Brokerage stocks now
are some of Wall Streets
higher-risk investments
By Amy Baldwin
Associated Press
NEW YORK >> When Wall Street's biggest brokerage firms settled charges this past week that they issued biased research, their own stocks suddenly became higher-risk bets.
Analysts say investors are concerned that the brokerages, which include Merrill Lynch and Goldman Sachs, will face a possible deluge of investor lawsuits at the same time they're being forced to change the way they do business -- both of which could hurt their profits.
"If investors take massive action, that is going to have a severe negative impact on stock prices" of the brokerage firms, said Martin D. Weiss, chairman of Weiss Ratings Inc., a Palm Beach Gardens, Fla., firm that evaluates the creditworthiness of companies.
Weiss Ratings has already lowered the credit ratings of some of the brokerages to take into account their potential legal liabilities.

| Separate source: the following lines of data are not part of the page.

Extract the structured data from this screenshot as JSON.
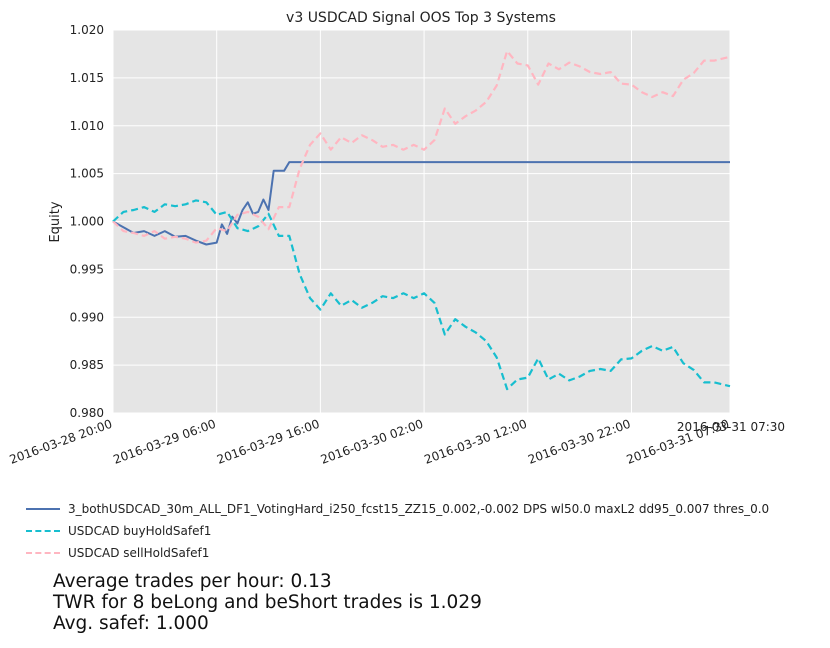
{
  "chart_data": {
    "type": "line",
    "title": "v3 USDCAD Signal OOS Top 3 Systems",
    "ylabel": "Equity",
    "xlabel": "",
    "ylim": [
      0.98,
      1.02
    ],
    "yticks": [
      "0.980",
      "0.985",
      "0.990",
      "0.995",
      "1.000",
      "1.005",
      "1.010",
      "1.015",
      "1.020"
    ],
    "x_start": "2016-03-28 20:00",
    "x_end": "2016-03-31 07:30",
    "xticks": [
      "2016-03-28 20:00",
      "2016-03-29 06:00",
      "2016-03-29 16:00",
      "2016-03-30 02:00",
      "2016-03-30 12:00",
      "2016-03-30 22:00",
      "2016-03-31 07:30"
    ],
    "end_annotation": "2016-03-31 07:30",
    "grid": true,
    "legend_placement": "below",
    "series": [
      {
        "name": "3_bothUSDCAD_30m_ALL_DF1_VotingHard_i250_fcst15_ZZ15_0.002,-0.002 DPS wl50.0 maxL2 dd95_0.007 thres_0.0",
        "color": "#4c72b0",
        "dash": "solid",
        "points": [
          [
            "2016-03-28 20:00",
            1.0
          ],
          [
            "2016-03-28 21:00",
            0.9994
          ],
          [
            "2016-03-28 22:00",
            0.9988
          ],
          [
            "2016-03-28 23:00",
            0.999
          ],
          [
            "2016-03-29 00:00",
            0.9985
          ],
          [
            "2016-03-29 01:00",
            0.999
          ],
          [
            "2016-03-29 02:00",
            0.9984
          ],
          [
            "2016-03-29 03:00",
            0.9985
          ],
          [
            "2016-03-29 04:00",
            0.998
          ],
          [
            "2016-03-29 05:00",
            0.9976
          ],
          [
            "2016-03-29 06:00",
            0.9978
          ],
          [
            "2016-03-29 06:30",
            0.9997
          ],
          [
            "2016-03-29 07:00",
            0.9987
          ],
          [
            "2016-03-29 07:30",
            1.0005
          ],
          [
            "2016-03-29 08:00",
            0.9998
          ],
          [
            "2016-03-29 08:30",
            1.0012
          ],
          [
            "2016-03-29 09:00",
            1.002
          ],
          [
            "2016-03-29 09:30",
            1.0008
          ],
          [
            "2016-03-29 10:00",
            1.001
          ],
          [
            "2016-03-29 10:30",
            1.0023
          ],
          [
            "2016-03-29 11:00",
            1.0012
          ],
          [
            "2016-03-29 11:30",
            1.0053
          ],
          [
            "2016-03-29 12:30",
            1.0053
          ],
          [
            "2016-03-29 13:00",
            1.0062
          ],
          [
            "2016-03-31 07:30",
            1.0062
          ]
        ]
      },
      {
        "name": "USDCAD buyHoldSafef1",
        "color": "#17becf",
        "dash": "dashed",
        "points": [
          [
            "2016-03-28 20:00",
            1.0
          ],
          [
            "2016-03-28 21:00",
            1.001
          ],
          [
            "2016-03-28 22:00",
            1.0012
          ],
          [
            "2016-03-28 23:00",
            1.0015
          ],
          [
            "2016-03-29 00:00",
            1.001
          ],
          [
            "2016-03-29 01:00",
            1.0018
          ],
          [
            "2016-03-29 02:00",
            1.0016
          ],
          [
            "2016-03-29 03:00",
            1.0018
          ],
          [
            "2016-03-29 04:00",
            1.0022
          ],
          [
            "2016-03-29 05:00",
            1.002
          ],
          [
            "2016-03-29 06:00",
            1.0007
          ],
          [
            "2016-03-29 07:00",
            1.001
          ],
          [
            "2016-03-29 08:00",
            0.9993
          ],
          [
            "2016-03-29 09:00",
            0.999
          ],
          [
            "2016-03-29 10:00",
            0.9995
          ],
          [
            "2016-03-29 11:00",
            1.0008
          ],
          [
            "2016-03-29 12:00",
            0.9985
          ],
          [
            "2016-03-29 13:00",
            0.9985
          ],
          [
            "2016-03-29 14:00",
            0.9945
          ],
          [
            "2016-03-29 15:00",
            0.992
          ],
          [
            "2016-03-29 16:00",
            0.9908
          ],
          [
            "2016-03-29 17:00",
            0.9925
          ],
          [
            "2016-03-29 18:00",
            0.9912
          ],
          [
            "2016-03-29 19:00",
            0.9918
          ],
          [
            "2016-03-29 20:00",
            0.991
          ],
          [
            "2016-03-29 21:00",
            0.9915
          ],
          [
            "2016-03-29 22:00",
            0.9922
          ],
          [
            "2016-03-29 23:00",
            0.992
          ],
          [
            "2016-03-30 00:00",
            0.9925
          ],
          [
            "2016-03-30 01:00",
            0.992
          ],
          [
            "2016-03-30 02:00",
            0.9925
          ],
          [
            "2016-03-30 03:00",
            0.9915
          ],
          [
            "2016-03-30 04:00",
            0.9882
          ],
          [
            "2016-03-30 05:00",
            0.9898
          ],
          [
            "2016-03-30 06:00",
            0.989
          ],
          [
            "2016-03-30 07:00",
            0.9884
          ],
          [
            "2016-03-30 08:00",
            0.9875
          ],
          [
            "2016-03-30 09:00",
            0.9858
          ],
          [
            "2016-03-30 10:00",
            0.9825
          ],
          [
            "2016-03-30 11:00",
            0.9835
          ],
          [
            "2016-03-30 12:00",
            0.9837
          ],
          [
            "2016-03-30 13:00",
            0.9857
          ],
          [
            "2016-03-30 14:00",
            0.9835
          ],
          [
            "2016-03-30 15:00",
            0.9841
          ],
          [
            "2016-03-30 16:00",
            0.9834
          ],
          [
            "2016-03-30 17:00",
            0.9838
          ],
          [
            "2016-03-30 18:00",
            0.9844
          ],
          [
            "2016-03-30 19:00",
            0.9846
          ],
          [
            "2016-03-30 20:00",
            0.9844
          ],
          [
            "2016-03-30 21:00",
            0.9856
          ],
          [
            "2016-03-30 22:00",
            0.9857
          ],
          [
            "2016-03-30 23:00",
            0.9865
          ],
          [
            "2016-03-31 00:00",
            0.987
          ],
          [
            "2016-03-31 01:00",
            0.9865
          ],
          [
            "2016-03-31 02:00",
            0.9869
          ],
          [
            "2016-03-31 03:00",
            0.9852
          ],
          [
            "2016-03-31 04:00",
            0.9845
          ],
          [
            "2016-03-31 05:00",
            0.9832
          ],
          [
            "2016-03-31 06:00",
            0.9832
          ],
          [
            "2016-03-31 07:30",
            0.9828
          ]
        ]
      },
      {
        "name": "USDCAD sellHoldSafef1",
        "color": "#ffb6c1",
        "dash": "dashed",
        "points": [
          [
            "2016-03-28 20:00",
            1.0
          ],
          [
            "2016-03-28 21:00",
            0.999
          ],
          [
            "2016-03-28 22:00",
            0.9988
          ],
          [
            "2016-03-28 23:00",
            0.9985
          ],
          [
            "2016-03-29 00:00",
            0.999
          ],
          [
            "2016-03-29 01:00",
            0.9982
          ],
          [
            "2016-03-29 02:00",
            0.9984
          ],
          [
            "2016-03-29 03:00",
            0.9982
          ],
          [
            "2016-03-29 04:00",
            0.9978
          ],
          [
            "2016-03-29 05:00",
            0.998
          ],
          [
            "2016-03-29 06:00",
            0.9993
          ],
          [
            "2016-03-29 07:00",
            0.999
          ],
          [
            "2016-03-29 08:00",
            1.0007
          ],
          [
            "2016-03-29 09:00",
            1.001
          ],
          [
            "2016-03-29 10:00",
            1.0005
          ],
          [
            "2016-03-29 11:00",
            0.9992
          ],
          [
            "2016-03-29 12:00",
            1.0015
          ],
          [
            "2016-03-29 13:00",
            1.0015
          ],
          [
            "2016-03-29 14:00",
            1.0055
          ],
          [
            "2016-03-29 15:00",
            1.008
          ],
          [
            "2016-03-29 16:00",
            1.0092
          ],
          [
            "2016-03-29 17:00",
            1.0075
          ],
          [
            "2016-03-29 18:00",
            1.0088
          ],
          [
            "2016-03-29 19:00",
            1.0082
          ],
          [
            "2016-03-29 20:00",
            1.009
          ],
          [
            "2016-03-29 21:00",
            1.0085
          ],
          [
            "2016-03-29 22:00",
            1.0078
          ],
          [
            "2016-03-29 23:00",
            1.008
          ],
          [
            "2016-03-30 00:00",
            1.0075
          ],
          [
            "2016-03-30 01:00",
            1.008
          ],
          [
            "2016-03-30 02:00",
            1.0075
          ],
          [
            "2016-03-30 03:00",
            1.0085
          ],
          [
            "2016-03-30 04:00",
            1.0118
          ],
          [
            "2016-03-30 05:00",
            1.0102
          ],
          [
            "2016-03-30 06:00",
            1.011
          ],
          [
            "2016-03-30 07:00",
            1.0116
          ],
          [
            "2016-03-30 08:00",
            1.0125
          ],
          [
            "2016-03-30 09:00",
            1.0142
          ],
          [
            "2016-03-30 10:00",
            1.0178
          ],
          [
            "2016-03-30 11:00",
            1.0165
          ],
          [
            "2016-03-30 12:00",
            1.0163
          ],
          [
            "2016-03-30 13:00",
            1.0143
          ],
          [
            "2016-03-30 14:00",
            1.0165
          ],
          [
            "2016-03-30 15:00",
            1.0159
          ],
          [
            "2016-03-30 16:00",
            1.0166
          ],
          [
            "2016-03-30 17:00",
            1.0162
          ],
          [
            "2016-03-30 18:00",
            1.0156
          ],
          [
            "2016-03-30 19:00",
            1.0154
          ],
          [
            "2016-03-30 20:00",
            1.0156
          ],
          [
            "2016-03-30 21:00",
            1.0144
          ],
          [
            "2016-03-30 22:00",
            1.0143
          ],
          [
            "2016-03-30 23:00",
            1.0135
          ],
          [
            "2016-03-31 00:00",
            1.013
          ],
          [
            "2016-03-31 01:00",
            1.0135
          ],
          [
            "2016-03-31 02:00",
            1.0131
          ],
          [
            "2016-03-31 03:00",
            1.0148
          ],
          [
            "2016-03-31 04:00",
            1.0155
          ],
          [
            "2016-03-31 05:00",
            1.0168
          ],
          [
            "2016-03-31 06:00",
            1.0168
          ],
          [
            "2016-03-31 07:30",
            1.0172
          ]
        ]
      }
    ]
  },
  "stats": {
    "line1": "Average trades per hour: 0.13",
    "line2": "TWR for 8 beLong and beShort trades is 1.029",
    "line3": "Avg. safef: 1.000"
  },
  "colors": {
    "plot_background": "#e5e5e5",
    "grid": "#ffffff"
  }
}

The $1.4 billion industrywide settlement called for one of the largest penalties ever levied by securities regulators. It also made public evidence of how securities firms misled or took advantage of investors during the 1990s bull market.
Lawyers are already sifting through evidence showing that some analysts hyped stocks or issued overly upbeat reports on companies so their firms' investment banking arms could score lucrative deals from those companies.
The settlement and the evidence released by regulators also shows that some of the firms promised shares of hot initial public offerings to companies that agreed to give them more business in return.
Analysts believe the consequences of the settlement could take the firms years to resolve and cost them millions of dollars in addition to the $1.4 billion they must pay to set up a restitution fund for investors and to establish other investor-related funds, such as one for independent stock research and another for investor education.
"Investors may sue brokers. Brokers may sue analysts. Analysts may sue companies," Mike Porter, senior stock analyst at Morningstar, wrote in a recent article for Morningstar.com.
The 10 firms are: US Bancorp Piper Jaffray, Morgan Stanley, Lehman Brothers, Merrill Lynch, J.P. Morgan, Goldman Sachs, UBS Warburg, Citigroup, Credit Suisse First Boston and Bear Stearns.
The other unknown is how the reforms the firms agreed to will affect profits for several quarter and possibly years into the future.
The market's major indexes all ended the week higher.
The Dow Jones industrial average rose 276.33, or 3.3 percent. It closed yesterday at 8,582.68, the highest level since Jan. 17.
The Nasdaq composite index had a weekly gain of 38.34, or 4.8 percent, closing at 1,502.88 on yesterday, the highest level since June 18, 2002.
For the week, the Standard & Poor's 500 index rose 31.27, or 3.5 percent, to finish at 930.08, the highest level since Jan. 14.
The Russell 2000 index had a weekly advance of 19.17, or 4.9 percent, closing yesterday at 407.67.
The Wilshire 5000 Total Market Index, which tracks more than 5,700 U.S.-based companies, ended the week at 8,834.06, up 308.17 from the previous week. A year ago, the index was at 10,202.04.